At a meeting of the committee earlier this week a proposal to increase the annual ewe premium for EU sheep farmers to £18.90 was approved, although the European Commission had been proposing a lower flat-rate premium of only £13.23 for sheep and even less for goats. The committee said the commission's figures were far too low.

West Country MEP Neil Parish — a member of the agriculture and rural affairs committee — said this could prove to be a lifeline for the hard-pressed farming industry.

'Our farmers need all the help and support they can get in this time of crisis. We also supported a resolution to pay the premium in one lump sum rather than in instalments.

'In addition, we voted through an additional supplementary premium of £5.67 for less-favoured areas where there are practically no alternatives to sheep production. This means that UK hill sheep farmers will receive almost £25 per ewe.'

The ewe and she-goat premium received by farmers is a deficiency payment calculated on the difference between the basic price and the average Community market price. Due to the export ban on British lamb in the wake of foot and mouth there has been a shortage of sheep meat on the continent, causing dramatic price rises. The ewe premium has therefore dropped across the whole EU, although UK sheep producers are suffering from a collapse in prices due to a huge over-supply because of movement and export bans — a devastating double blow.

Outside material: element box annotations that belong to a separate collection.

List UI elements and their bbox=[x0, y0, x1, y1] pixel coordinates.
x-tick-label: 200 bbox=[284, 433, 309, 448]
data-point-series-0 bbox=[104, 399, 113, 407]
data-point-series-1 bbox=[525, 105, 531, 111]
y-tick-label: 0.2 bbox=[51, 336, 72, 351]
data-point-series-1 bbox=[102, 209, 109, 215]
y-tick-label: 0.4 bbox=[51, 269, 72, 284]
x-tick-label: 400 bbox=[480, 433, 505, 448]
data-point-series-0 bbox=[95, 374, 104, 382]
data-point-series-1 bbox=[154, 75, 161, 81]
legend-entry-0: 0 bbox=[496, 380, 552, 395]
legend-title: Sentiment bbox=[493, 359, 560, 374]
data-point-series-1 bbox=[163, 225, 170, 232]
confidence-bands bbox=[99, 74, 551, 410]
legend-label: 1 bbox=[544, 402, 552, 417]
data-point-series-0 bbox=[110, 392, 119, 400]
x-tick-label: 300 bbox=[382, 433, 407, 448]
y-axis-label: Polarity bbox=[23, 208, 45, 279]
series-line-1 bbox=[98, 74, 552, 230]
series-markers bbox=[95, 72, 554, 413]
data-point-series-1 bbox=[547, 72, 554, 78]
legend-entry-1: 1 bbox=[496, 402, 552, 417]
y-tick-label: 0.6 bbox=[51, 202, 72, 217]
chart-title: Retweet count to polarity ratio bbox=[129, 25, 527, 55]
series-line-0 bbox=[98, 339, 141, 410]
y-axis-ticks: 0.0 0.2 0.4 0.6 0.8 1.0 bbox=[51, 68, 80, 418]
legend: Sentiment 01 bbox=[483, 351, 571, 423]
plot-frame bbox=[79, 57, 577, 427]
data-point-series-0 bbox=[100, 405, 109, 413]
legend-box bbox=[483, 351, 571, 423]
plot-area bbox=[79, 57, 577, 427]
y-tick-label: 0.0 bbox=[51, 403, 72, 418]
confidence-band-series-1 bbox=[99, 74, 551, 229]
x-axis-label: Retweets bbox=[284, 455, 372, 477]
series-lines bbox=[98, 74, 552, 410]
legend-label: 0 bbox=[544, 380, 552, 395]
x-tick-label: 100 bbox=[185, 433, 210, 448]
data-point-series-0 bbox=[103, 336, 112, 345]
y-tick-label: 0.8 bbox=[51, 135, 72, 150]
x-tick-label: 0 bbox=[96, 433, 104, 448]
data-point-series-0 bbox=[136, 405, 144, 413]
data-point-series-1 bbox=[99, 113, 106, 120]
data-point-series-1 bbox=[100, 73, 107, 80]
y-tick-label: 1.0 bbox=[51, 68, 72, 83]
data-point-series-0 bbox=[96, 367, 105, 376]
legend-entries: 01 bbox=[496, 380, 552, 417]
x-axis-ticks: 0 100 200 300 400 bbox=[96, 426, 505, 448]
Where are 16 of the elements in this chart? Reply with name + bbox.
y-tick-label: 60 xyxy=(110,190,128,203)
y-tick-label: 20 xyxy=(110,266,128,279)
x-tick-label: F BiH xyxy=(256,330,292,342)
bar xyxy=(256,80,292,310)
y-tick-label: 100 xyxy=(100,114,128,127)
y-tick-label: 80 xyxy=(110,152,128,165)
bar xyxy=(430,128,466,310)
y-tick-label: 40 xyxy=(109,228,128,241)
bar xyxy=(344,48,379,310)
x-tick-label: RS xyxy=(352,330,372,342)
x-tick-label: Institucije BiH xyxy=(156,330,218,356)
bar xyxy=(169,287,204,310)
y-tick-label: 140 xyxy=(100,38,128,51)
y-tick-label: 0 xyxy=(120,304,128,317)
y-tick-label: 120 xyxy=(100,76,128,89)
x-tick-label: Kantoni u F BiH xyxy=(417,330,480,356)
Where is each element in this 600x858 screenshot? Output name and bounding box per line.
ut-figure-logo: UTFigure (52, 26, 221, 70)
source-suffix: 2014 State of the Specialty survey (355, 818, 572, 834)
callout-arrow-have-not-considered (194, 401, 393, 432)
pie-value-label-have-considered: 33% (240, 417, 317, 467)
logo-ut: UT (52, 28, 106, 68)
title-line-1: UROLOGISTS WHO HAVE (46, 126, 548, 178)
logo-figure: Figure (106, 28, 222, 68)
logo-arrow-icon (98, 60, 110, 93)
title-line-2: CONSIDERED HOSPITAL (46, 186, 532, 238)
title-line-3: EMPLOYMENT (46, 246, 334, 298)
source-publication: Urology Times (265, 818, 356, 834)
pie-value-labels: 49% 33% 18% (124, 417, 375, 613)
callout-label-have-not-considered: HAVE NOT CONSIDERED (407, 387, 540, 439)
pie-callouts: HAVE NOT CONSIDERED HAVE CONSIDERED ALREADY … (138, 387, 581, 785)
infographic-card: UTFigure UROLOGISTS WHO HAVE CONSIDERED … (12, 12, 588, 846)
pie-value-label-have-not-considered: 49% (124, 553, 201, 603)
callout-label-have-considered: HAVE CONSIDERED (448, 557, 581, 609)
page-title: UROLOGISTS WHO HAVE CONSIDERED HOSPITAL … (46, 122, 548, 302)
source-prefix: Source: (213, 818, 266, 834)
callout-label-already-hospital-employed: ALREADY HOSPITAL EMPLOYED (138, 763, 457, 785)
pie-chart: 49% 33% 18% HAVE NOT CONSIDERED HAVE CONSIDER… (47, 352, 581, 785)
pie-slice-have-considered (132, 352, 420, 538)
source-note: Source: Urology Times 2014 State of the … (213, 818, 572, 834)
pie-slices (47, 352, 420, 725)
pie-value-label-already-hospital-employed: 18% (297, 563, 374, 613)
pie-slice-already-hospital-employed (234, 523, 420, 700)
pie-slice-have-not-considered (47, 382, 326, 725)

Mr Parish said they would now fight to see the committee's recommendations approved by the full European Parliament.

Ian Johnson from the NFU in Devon said they had been asking for an exceptional top-up for sheep farmers — some desperately needed short-term support — and recognition of the hard times endured by them in this country.

He said: 'Hopefully, there is some good news. The NFU has been pushing for it and if it has been achieved that will be great.'

But Mr Johnson could not hold out false hopes of new subsidies for sheep farmers in the long-term: 'Most of the indications are that British sheep farmers will be getting less with the reform of the European agricultural policy.

'Margaret Beckett has said we must reform farming and Britain will be taking the lead — with the accent on environmental issues and not subsidising. The era of the reduction subsidy is over.'

Following the events and repercussions of September 11, Mr Johnson considered it possible farming may begin to be valued once more in terms of food production rather than environmental issues.